小站在津南,离沈玉英的小别墅很近,受了慈禧太后恩典升了官的孟恩远,自是一番得意,袁世凯也为他高兴,在家里摆酒庆贺,受邀而来的当然是袁世凯手下的文官悍将,文官有徐世昌、唐绍仪、阮忠枢,悍将是分别有龙、虎、狗之称的王士珍、段祺瑞、冯国璋,还有老将姜桂题,其余的将领由孟恩远择日另请。
席间,袁世凯把慈禧太后来小站阅兵的真正意图说了,众人听后不由捏了一把冷汗,暗叫侥幸。
“自皇上亲政以来,帝后两党之争已趋于公开化,去年康有为、梁启超等十八省举人公车上书,矛头明显指向太后,偏偏这个时候太后频频出巡,说是外出散心,恐怕没这么简单。”徐世昌不无担忧道。
“既然如此,新军就成了香饽饽,大帅应争取两党的支持,借此契机扩大新军。”阮忠枢眼光投向袁世凯,道。
“对,有奶便是娘,当年李帅统兵几十万,裁军后也有数万,如果不是这次和倭寇作战拼光了老本,也不致于闲置”姜桂题这个老将,平时平易近人,带兵作战经验颇丰富,但说话直来直去,不会绕弯弯肠子。
“我们是军人,不懂政治,只知道服从自己的上司。”王士珍身板挺直,声音洪亮,段祺瑞、冯国璋随声附和。
“打铁靠的是自身硬,时局不稳,内忧外患,我们既是负有练兵之责,宜恪于职守,敏感的话题少谈或不谈为妙。”唐绍仪向来处事说话比较稳重,他在朝鲜跟随袁世凯多年,在外交或政治上可谓刀兵马娴熟,无论遇到多大的困难,都能寻求最佳的解决方法。
“我们练兵之目的,是为了保境安民,报效朝廷,每想到倭寇张牙舞爪,列强虎视眈眈,袁某就寝食不安,何日剑指苍穹,重振我大清雄风?就仰望诸位兄弟的努力了,来,我敬诸位兄弟一杯。

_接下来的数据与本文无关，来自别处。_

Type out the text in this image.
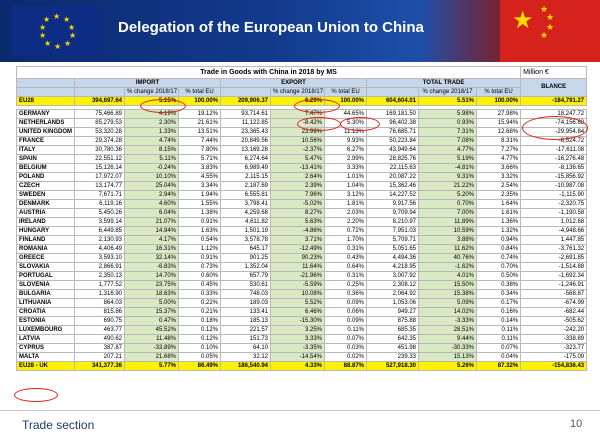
★ ★
★
★
★
★
★
★
★
★	Delegation of the European Union to China	★ ★
★
★
★
Trade in Goods with China in 2018 by MS										Million €
	IMPORT			EXPORT			TOTAL TRADE			BLANCE
		% change 2018/17	% total EU		% change 2018/17	% total EU		% change 2018/17	% total EU	
EU28	394,697.64	5.15%	100.00%	209,906.37	6.20%	100.00%	604,604.01	5.51%	100.00%	-184,791.27

GERMANY	75,466.89	4.19%	19.12%	93,714.61	7.47%	44.65%	169,181.50	5.98%	27.98%	18,247.72
NETHERLANDS	85,279.53	2.30%	21.61%	11,122.85	-8.42%	5.30%	96,402.38	0.93%	15.94%	-74,156.68
UNITED KINGDOM	53,320.28	1.33%	13.51%	23,365.43	23.99%	11.13%	76,685.71	7.31%	12.68%	-29,954.84
FRANCE	29,374.28	4.74%	7.44%	20,849.56	10.56%	9.93%	50,223.84	7.08%	8.31%	-8,524.72
ITALY	30,780.36	8.15%	7.80%	13,169.28	-2.37%	6.27%	43,949.64	4.77%	7.27%	-17,611.08
SPAIN	22,551.12	5.11%	5.71%	6,274.64	5.47%	2.99%	28,825.76	5.19%	4.77%	-16,276.48
BELGIUM	15,126.14	-0.24%	3.83%	6,989.49	-13.41%	3.33%	22,115.63	-4.81%	3.66%	-8,136.65
POLAND	17,972.07	10.10%	4.55%	2,115.15	2.64%	1.01%	20,087.22	9.31%	3.32%	-15,856.92
CZECH	13,174.77	25.04%	3.34%	2,187.69	2.39%	1.04%	15,362.46	21.22%	2.54%	-10,987.08
SWEDEN	7,671.71	2.94%	1.94%	6,555.81	7.96%	3.12%	14,227.52	5.20%	2.35%	-1,115.90
DENMARK	6,119.16	4.60%	1.55%	3,798.41	-5.02%	1.81%	9,917.56	0.70%	1.64%	-2,320.75
AUSTRIA	5,450.26	6.04%	1.38%	4,259.68	8.27%	2.03%	9,709.94	7.00%	1.61%	-1,190.58
IRELAND	3,599.14	21.07%	0.91%	4,611.82	5.63%	2.20%	8,210.97	11.89%	1.36%	1,012.68
HUNGARY	6,449.85	14.94%	1.63%	1,501.19	-4.86%	0.72%	7,951.03	10.59%	1.32%	-4,948.66
FINLAND	2,130.93	4.17%	0.54%	3,578.78	3.71%	1.70%	5,709.71	3.88%	0.94%	1,447.85
ROMANIA	4,406.49	16.31%	1.12%	645.17	-12.49%	0.31%	5,051.65	11.62%	0.84%	-3,761.32
GREECE	3,593.10	32.14%	0.91%	901.25	90.23%	0.43%	4,494.36	40.76%	0.74%	-2,691.85
SLOVAKIA	2,866.91	-6.83%	0.73%	1,352.04	11.64%	0.64%	4,218.95	-1.62%	0.70%	-1,514.88
PORTUGAL	2,350.13	14.70%	0.60%	657.79	-21.96%	0.31%	3,007.92	4.01%	0.50%	-1,692.34
SLOVENIA	1,777.52	23.75%	0.45%	530.61	-5.59%	0.25%	2,308.12	15.50%	0.38%	-1,246.91
BULGARIA	1,316.90	18.63%	0.33%	748.03	10.08%	0.36%	2,064.92	15.38%	0.34%	-568.87
LITHUANIA	864.03	5.00%	0.22%	189.03	5.52%	0.09%	1,053.06	5.09%	0.17%	-674.99
CROATIA	815.86	15.37%	0.21%	133.41	6.46%	0.06%	949.27	14.02%	0.16%	-682.44
ESTONIA	690.75	0.47%	0.18%	185.13	-15.30%	0.09%	875.88	-3.33%	0.14%	-505.62
LUXEMBOURG	463.77	45.52%	0.12%	221.57	3.25%	0.11%	685.35	28.51%	0.11%	-242.20
LATVIA	490.62	11.48%	0.12%	151.73	3.33%	0.07%	642.35	9.44%	0.11%	-338.89
CYPRUS	387.87	-33.89%	0.10%	64.10	-3.35%	0.03%	451.98	-30.33%	0.07%	-323.77
MALTA	207.21	21.68%	0.05%	32.12	-14.54%	0.02%	239.33	15.13%	0.04%	-175.09
EU28 - UK	341,377.36	5.77%	86.49%	186,540.94	4.33%	88.87%	527,918.30	5.26%	87.32%	-154,836.43
Trade section	10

”
袁世凯虎目泛着幽光,让人不敢正视,他睃扫众人一眼,举杯道。
众人饮尽,又回敬。孟恩远干脆换成大碗,酻了一大白,一口喝个精光,豪气干云,道:“孟某当兵吃粮,不图升官发财,只想效仿古人……”
说到这里,他搔搔头,问沈玉英道:“妹子,贤弟从军后,你经常弹那首什么行来着?”
“从军行”,沈玉英脸一红,低声应道,众人哄然大笑。
“对,是从军行,好妹子,今晚哥开心,你弹一下给哥听听。”孟恩远抚掌笑道,众人跟着怂恿,袁世凯也来了兴趣,转脸对沈玉英道:“今晚难得诸位兄弟聚在一起,你就弹一首助助兴。”
“好。”沈玉英微笑起身,回闺房取出琵琶,端坐于空旷的一侧,调试一下琴弦,便弹唱起来:
汉家未得燕支山,征戍年年沙朔间。
塞下长驱汗血马,云中恒闭玉门关。
阴山瀚海千万里,此日桑河冻流水。
稽洛川边胡骑来,渔阳戍里烽烟起。
长途羽檄何相望,天子按剑思北方。
羽林练士拭金甲,将军校战出玉堂。
幽陵异域风烟改,亭障连连古今在。
夜闻鸿雁南渡河,晓望旌旗北临海。
塞沙飞淅沥,遥裔连穷碛。
玄漠云平初合阵,西山月出闻鸣镝。
城南百战多苦辛,路傍死卧黄沙人。
戎衣不脱随霜雪,汗马骖单长被铁。